「 隠された気持ち 」
「おはよう。」
目が覚めるとすぐ目の前には兄様の顔があった。
昨日泣きながら眠ってしまったんだ。
私は思わず驚いて飛び起きた。
そんな私を見て、兄様はクスクスと優しい微笑をくれた。
「相変わらずかわいい寝顔だったよ。」
兄様の言葉に、私は耳まで真っ赤にしながらも辺りを見渡した。
既に窓から傾いた日が差し込んでいて、既に朝を迎えている事を教えてくれた。
「ごめんなさい。」
思わず誤ると、そんな私をゆっくりと体を起こした兄様がそっと抱きしめた。
「なんで誤るの?
俺は俺の意思でここに居るんだよ。」
そう言って頬にキスをくれた。
そして、まだ抱きしめたままの兄様の腕に更に力が入った。
「昨日の考えは今日にでも皇女とその側近に伝えるつもりだ。
そして直ぐに移動の準備を始めると共に、移動先も急いで決める。」
急に空気が変わった。
「精霊の事は少し考えたい事がある。
少し待っていて欲しい。」
私は頷いた。
それを見た兄様は今度は唇にキスをした。
優しい優しいキスを。
そして、キスの後兄様は私に顔を会わせずに部屋を出た。

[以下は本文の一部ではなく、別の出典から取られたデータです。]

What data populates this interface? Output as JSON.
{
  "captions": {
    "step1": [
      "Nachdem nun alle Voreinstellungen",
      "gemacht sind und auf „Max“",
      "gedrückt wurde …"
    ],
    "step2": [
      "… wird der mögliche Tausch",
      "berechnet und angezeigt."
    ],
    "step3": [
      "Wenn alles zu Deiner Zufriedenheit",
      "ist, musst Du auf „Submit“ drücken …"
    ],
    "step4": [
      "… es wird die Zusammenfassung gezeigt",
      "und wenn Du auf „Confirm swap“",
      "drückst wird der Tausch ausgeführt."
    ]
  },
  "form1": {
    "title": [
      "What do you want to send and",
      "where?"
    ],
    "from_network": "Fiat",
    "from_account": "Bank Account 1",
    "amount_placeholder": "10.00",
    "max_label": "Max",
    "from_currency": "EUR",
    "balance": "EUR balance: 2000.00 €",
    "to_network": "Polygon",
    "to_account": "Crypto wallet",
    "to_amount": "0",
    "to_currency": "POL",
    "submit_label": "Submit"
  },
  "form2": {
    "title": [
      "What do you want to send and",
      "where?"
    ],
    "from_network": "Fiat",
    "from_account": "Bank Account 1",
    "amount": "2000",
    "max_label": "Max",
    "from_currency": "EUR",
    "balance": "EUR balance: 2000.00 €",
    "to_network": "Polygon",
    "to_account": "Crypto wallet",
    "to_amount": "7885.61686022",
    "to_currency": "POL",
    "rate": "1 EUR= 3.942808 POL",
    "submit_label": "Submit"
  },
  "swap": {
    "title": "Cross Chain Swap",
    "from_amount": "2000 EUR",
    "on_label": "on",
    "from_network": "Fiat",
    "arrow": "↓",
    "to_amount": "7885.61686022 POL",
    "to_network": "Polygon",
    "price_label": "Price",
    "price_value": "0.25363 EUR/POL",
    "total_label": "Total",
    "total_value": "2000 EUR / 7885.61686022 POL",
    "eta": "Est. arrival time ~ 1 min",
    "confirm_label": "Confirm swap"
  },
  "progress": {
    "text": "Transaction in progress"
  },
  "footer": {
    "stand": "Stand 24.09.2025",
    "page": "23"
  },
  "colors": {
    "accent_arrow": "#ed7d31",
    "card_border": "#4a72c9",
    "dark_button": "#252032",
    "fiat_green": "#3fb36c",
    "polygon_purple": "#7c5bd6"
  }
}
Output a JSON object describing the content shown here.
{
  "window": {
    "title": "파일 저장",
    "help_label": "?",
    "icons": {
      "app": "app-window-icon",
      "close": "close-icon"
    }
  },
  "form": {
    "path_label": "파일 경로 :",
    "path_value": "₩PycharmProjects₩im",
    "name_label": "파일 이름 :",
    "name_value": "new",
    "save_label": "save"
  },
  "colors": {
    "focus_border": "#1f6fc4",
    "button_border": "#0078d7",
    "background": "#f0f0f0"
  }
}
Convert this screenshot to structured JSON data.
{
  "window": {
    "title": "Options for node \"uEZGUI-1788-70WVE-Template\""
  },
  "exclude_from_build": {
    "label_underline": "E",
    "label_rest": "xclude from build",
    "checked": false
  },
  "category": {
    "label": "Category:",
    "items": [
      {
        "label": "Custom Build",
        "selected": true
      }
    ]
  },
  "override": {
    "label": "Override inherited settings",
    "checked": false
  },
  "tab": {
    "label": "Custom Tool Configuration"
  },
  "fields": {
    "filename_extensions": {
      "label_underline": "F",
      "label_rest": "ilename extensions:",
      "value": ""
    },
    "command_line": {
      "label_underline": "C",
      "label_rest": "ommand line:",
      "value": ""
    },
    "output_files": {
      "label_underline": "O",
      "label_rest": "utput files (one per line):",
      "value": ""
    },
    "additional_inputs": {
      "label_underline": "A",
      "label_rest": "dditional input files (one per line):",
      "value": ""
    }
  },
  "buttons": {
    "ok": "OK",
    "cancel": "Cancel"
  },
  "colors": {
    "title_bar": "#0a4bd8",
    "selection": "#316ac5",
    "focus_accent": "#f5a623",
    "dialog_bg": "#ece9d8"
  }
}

その様子が私の心を少し不安にさせていた。
それから数日で行き先は決まった。
この国から西へ4日程行った所にある国、アセマ王国。
この国も現状は大変良いとは言えないみたいだけれど、それでもセイム王国よりは良い状態らしい。
何より、この国の第一皇子はセイム王国の皇女に4年前の舞踏会で一目ぼれしてから何度も結婚の申し込みをしていたとの事で、二つ返事で応じてくれたそうだ。
残るのは精霊の事だけ。
私は精霊に何と話をしたらいいか毎日毎日考えていた。
兄様はその事について私の話を聞こうとはしなかった。
いつも直ぐに話をはぐらかしてしまう。
カイトもカイトで、もう少し考えさせてくれと言って私の話を聞いてくれなった。
国民が皆居なくなる。
国が終わる。
そんな話をどうやって精霊に伝えたらいいのだろうか。
皆がバタバタと旅支度を進めている事に精霊は気が付いているのだろうか。
私は精霊と話をする事を止められていた。
けれどどうしても精霊の様子が気になって精霊の気に気持ちを傾けていた。
けれど距離あるせいで私は精霊の放つ細かい気の流れまで感じる事が出来なかった。
少しでも近くに。
そう思ってもカイトがそれを許さなかった。
「無意識でも精霊と話をする事になって、そして精霊を落としてしまったら大変だから。」
カイトの言葉はもっともで、私は何とかその行為を我慢した。
旅の準備が進む中、私はその行為への我慢と話す内容についてずっと考え込んでいた。
だから気が付かなかった。
そんな私を見つめる二人の視線が私よりも辛そうだという事に・・・・・・
二人の様子がおかしい事に気が付いた。
それは出発する日を前日に控えた日。
どうしても精霊に話す内容が決まらなくって。
私は兄様とカイトに相談した。
直ぐに返される違う話題。
私はそれを更に跳ね返し、話を戻す。
それでも返される違う話題。
そして二人の辛そうな表情。
そして私はやっと気が付いた。
二人が私に精霊と話をさせたくないという事が。
それから私は考えた。
なぜ二人が私と精霊との話をさせたく無い理由を。
そして、それは直ぐに解かった。
精霊と話をすると私は意識を失う。
話をして、その結果、精霊が地に落ちてしまったら、意識の無い私はきっと押し寄せる魔物たちから逃げられないかもしれない。
兄たちの気持ちに直ぐに気が付いたのは、私がその事を既に想定していたから。
けれどそんな理由で精霊を見捨てるなんて出来ないと思い私はその考えを頭から消していた。
けれど二人がその考えに行き着いていたら、決して私と精霊との話を許す事は無いだろう。
けれど精霊をこのまま捨てて行く事は出来ない。
約束したんだもの。
“諦めないで、頑張りましょう”・・・・・って。